Monoclonal antibody therapy targeting CD40 acts via multiple mechanisms to stimulate anti-tumor immunity in a wide range of lymphoid and solid malignancies (74). Several mAbs targeting CD40 have been developed in the oncology domain. Twelve mAbs targeting CD40, with an assigned INN name, are integrated in IMGT/mAb-DB. However, none of them has reached the clinic yet. Agonist mAbs stimulate CD40 signaling of different pathways depending on the target cell type. However, in all cases, they promote cell activation and proliferation of several immune cells that contribute to anti-tumor activity. An ideal agonist mAb can lead to CD40 crosslinking to promote greatest agonist and anti-tumor activities with minimal adverse events (75).

The anti-CD40 mAb, selicrelumab (mAbID 723), has a strong agonist activity, since it does not block CD40LG binding site, and reduces CDC and ADCC activities against the target cell, thanks to its belonging to the IgG2 subclass (76, 77). In addition, the IgG2 subclass aids the agonist effect due to its lack of flexibility in the hinge region, which may trigger CD40 aggregation without FcγR engagement (78). The MOA of selicrelumab is ‘Agonist - Immunostimulant’.

Most agonist mAbs targeting CD40 are of the IgG1 subclass with different levels of affinity to CD40 and depend on crosslinking with FcγRs in order to facilitate CD40 aggregation for APCs activation (79, 80) as well as an ADCC activity against tumor cells (81, 82) ( Table 6 ).

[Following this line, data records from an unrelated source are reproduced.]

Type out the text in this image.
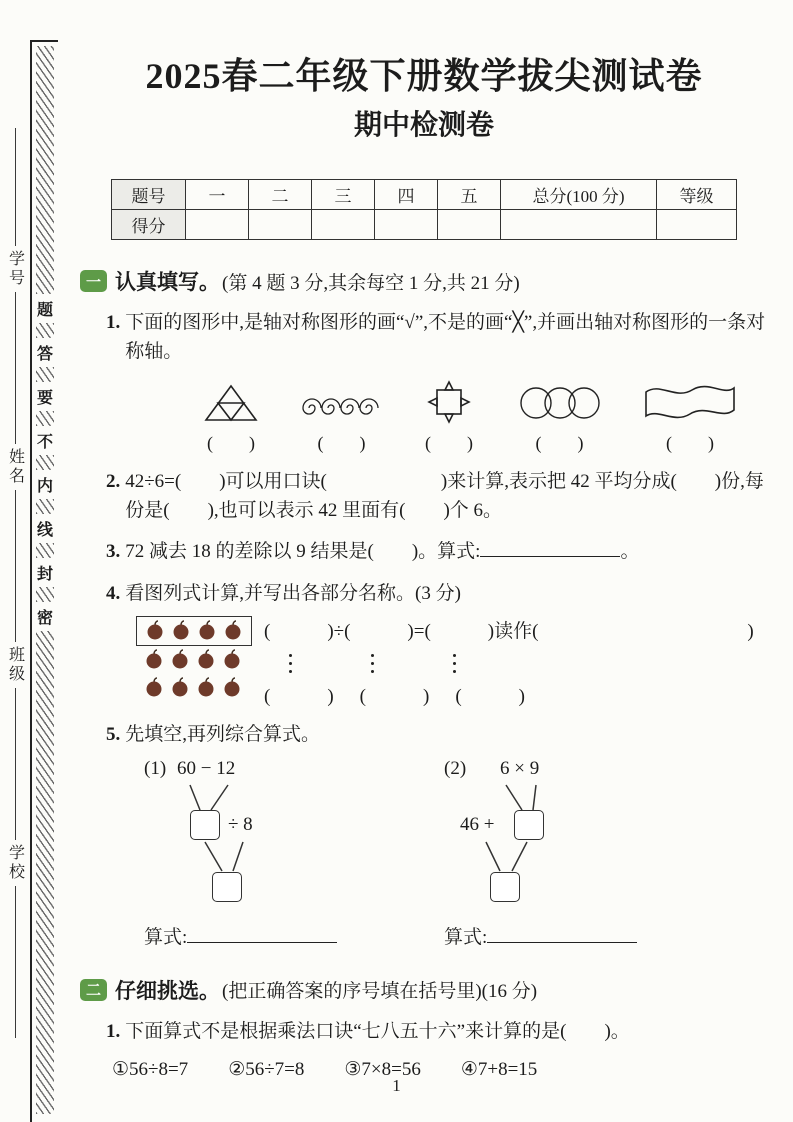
学号
姓名
班级
学校
题
答
要
不
内
线
封
密
2025春二年级下册数学拔尖测试卷
期中检测卷
题号	一	二	三	四	五	总分(100 分)	等级
得分							
一 认真填写。 (第 4 题 3 分,其余每空 1 分,共 21 分)
1. 下面的图形中,是轴对称图形的画“√”,不是的画“╳”,并画出轴对称图形的一条对称轴。
(　　)	(　　)	(　　)	(　　)	(　　)
2. 42÷6=(　　)可以用口诀(　　　　　　)来计算,表示把 42 平均分成(　　)份,每份是(　　),也可以表示 42 里面有(　　)个 6。
3. 72 减去 18 的差除以 9 结果是(　　)。算式:	。
4. 看图列式计算,并写出各部分名称。(3 分)
(　　　)÷(　　　)=(　　　)读作(　　　　　　　　　　　)
(　　　) (　　　) (　　　)
5. 先填空,再列综合算式。
(1) 60 − 12
÷ 8
(2) 6 × 9
46 +
算式:	算式:
二 仔细挑选。 (把正确答案的序号填在括号里)(16 分)
1. 下面算式不是根据乘法口诀“七八五十六”来计算的是(　　)。
①56÷8=7 ②56÷7=8 ③7×8=56 ④7+8=15
1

Engineered mAbs with enhanced binding to FcγRIIIa and ADCC activity have been developed to increase CD40 crosslinking ( Table S1 ). However, an increased affinity for FcγR could enhance not only anti-tumor activity but also adverse events, such as thrombocytopenia and transaminitis (80).

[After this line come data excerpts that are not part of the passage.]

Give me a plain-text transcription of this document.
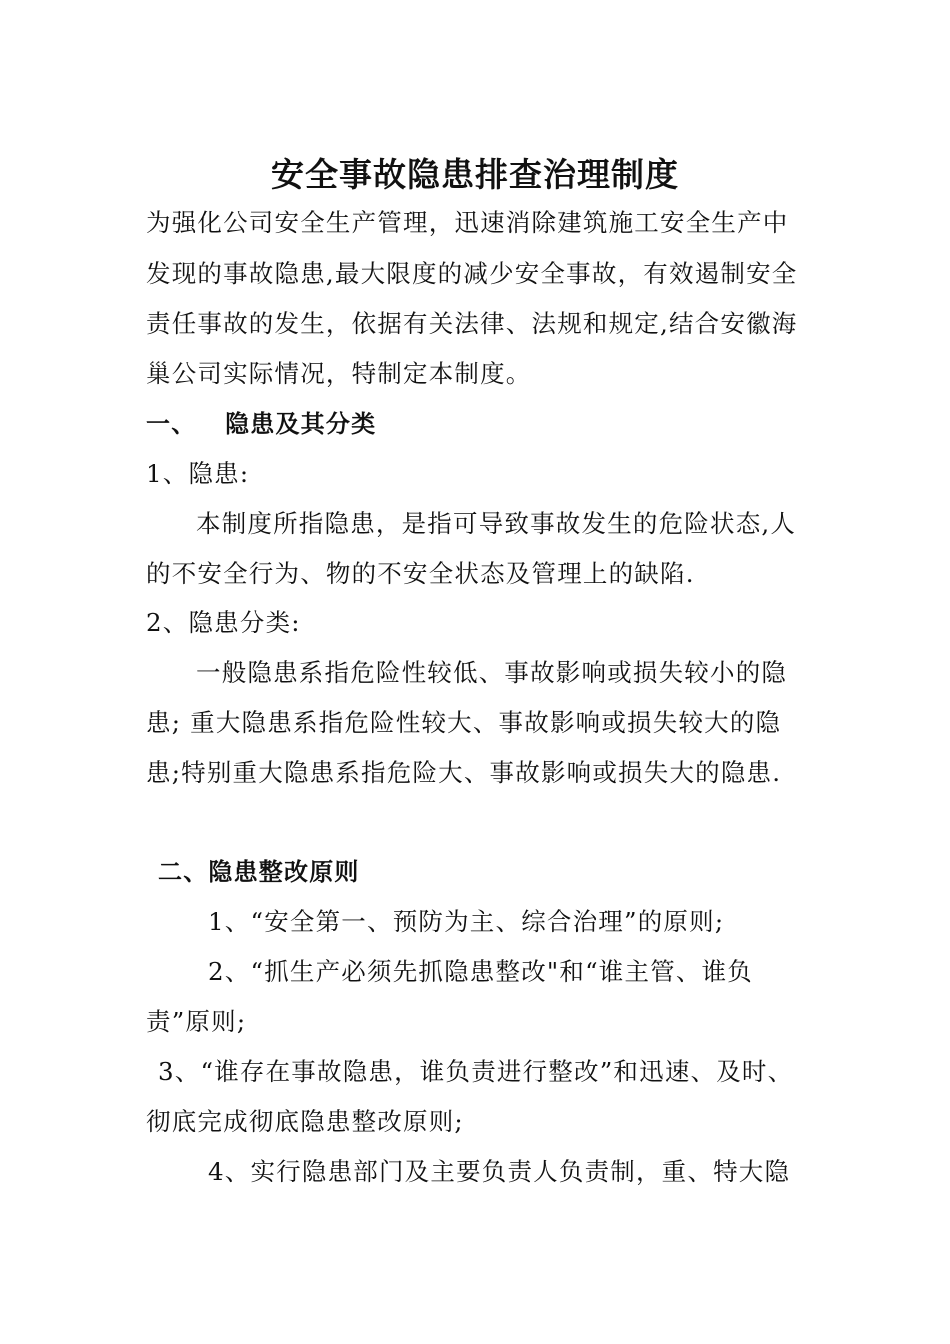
安全事故隐患排查治理制度
为强化公司安全生产管理，迅速消除建筑施工安全生产中
发现的事故隐患,最大限度的减少安全事故，有效遏制安全
责任事故的发生，依据有关法律、法规和规定,结合安徽海
巢公司实际情况，特制定本制度。
一、   隐患及其分类
1、隐患:
本制度所指隐患，是指可导致事故发生的危险状态,人
的不安全行为、物的不安全状态及管理上的缺陷.
2、隐患分类:
一般隐患系指危险性较低、事故影响或损失较小的隐
患; 重大隐患系指危险性较大、事故影响或损失较大的隐
患;特别重大隐患系指危险大、事故影响或损失大的隐患.
二、隐患整改原则
1、“安全第一、预防为主、综合治理”的原则;
2、“抓生产必须先抓隐患整改"和“谁主管、谁负
责”原则;
3、“谁存在事故隐患，谁负责进行整改”和迅速、及时、
彻底完成彻底隐患整改原则;
4、实行隐患部门及主要负责人负责制，重、特大隐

On the other hand, agonist IgG1 mAbs targeting CD40 with Fc engineered to enhance FcγRIIb binding may mediate antibody crosslinking and strong CD40 signaling while reducing the binding with FcγRIIIa in order to inhibit ADCC activity on APCs expressing CD40 (83, 84) ( Figure 7 ). As FcγRIIb is mainly expressed by B cells in tumor tissues, the antibodies are expected to be more active in the TME, depending on the FcγR crosslinking and with lower toxicity. The MOA of these antibodies is ‘Agonist - Immunostimulant, FcγR crosslinking’.

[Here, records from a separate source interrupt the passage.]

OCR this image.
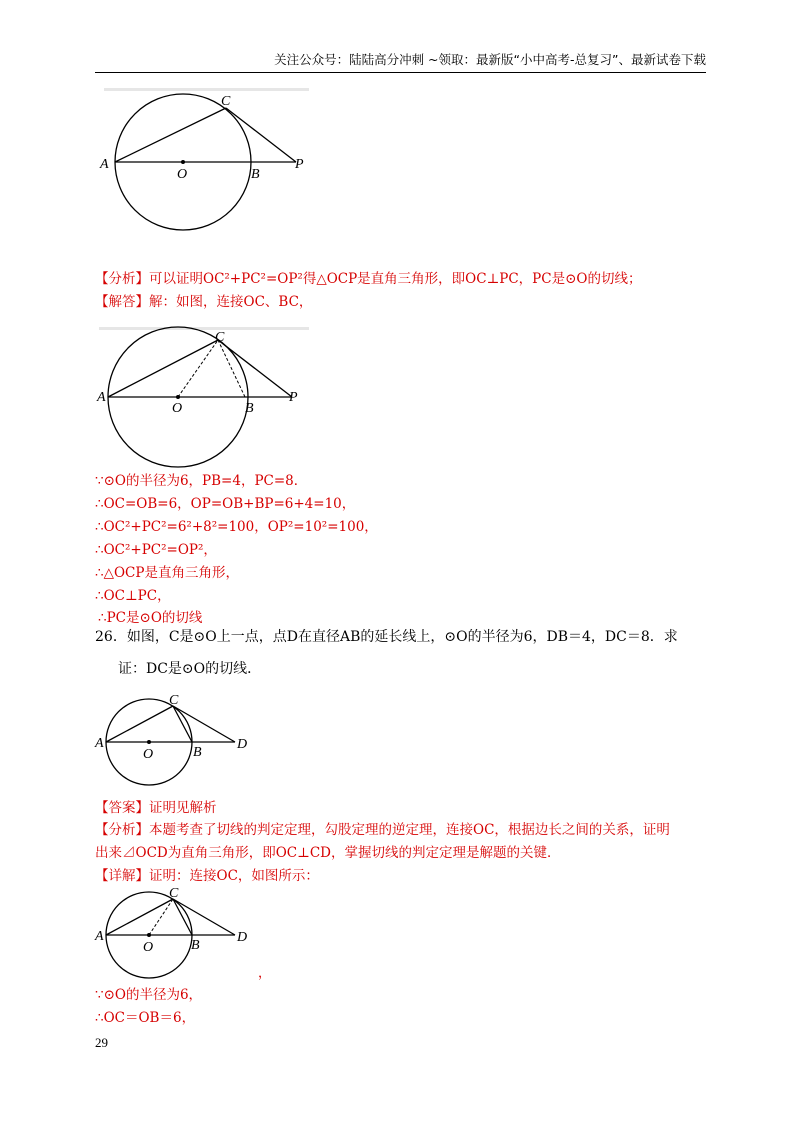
关注公众号：陆陆高分冲刺 ~领取：最新版“小中高考-总复习”、最新试卷下载
A
O	B
P
C
【分析】可以证明OC²+PC²=OP²得△OCP是直角三角形，即OC⊥PC，PC是⊙O的切线；
【解答】解：如图，连接OC、BC，
A
O	B
P
C
∵⊙O的半径为6，PB=4，PC=8．
∴OC=OB=6，OP=OB+BP=6+4=10，
∴OC²+PC²=6²+8²=100，OP²=10²=100，
∴OC²+PC²=OP²，
∴△OCP是直角三角形，
∴OC⊥PC，
∴PC是⊙O的切线
26．如图，C是⊙O上一点，点D在直径AB的延长线上，⊙O的半径为6，DB＝4，DC＝8．求
证：DC是⊙O的切线．
A
O	B
D
C
【答案】证明见解析
【分析】本题考查了切线的判定定理，勾股定理的逆定理，连接OC，根据边长之间的关系，证明
出来⊿OCD为直角三角形，即OC⊥CD，掌握切线的判定定理是解题的关键．
【详解】证明：连接OC，如图所示：
A
O	B
D
C
，
∵⊙O的半径为6，
∴OC＝OB＝6，
29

In contrast to the agonist mAbs, antagonist anti-CD40 mAbs block the CD40/CD40LG pathway to inhibit the proliferation of malignant B cells, which highly express CD40, such as in CLL and NHL. In IMGT/mAb-DB, we find one blocking mAb anti-CD40, lucatumumab (mAbID 176), that mediates ADCC and ADCP against tumor cells (85). Thus, lucatumumab’s MOA is ‘Blocking - Fc-effector function’. However, this antibody was discontinued in 2013 after being explored for the treatment of multiple myeloma and follicular lymphoma with modest efficacy as monotherapy (86).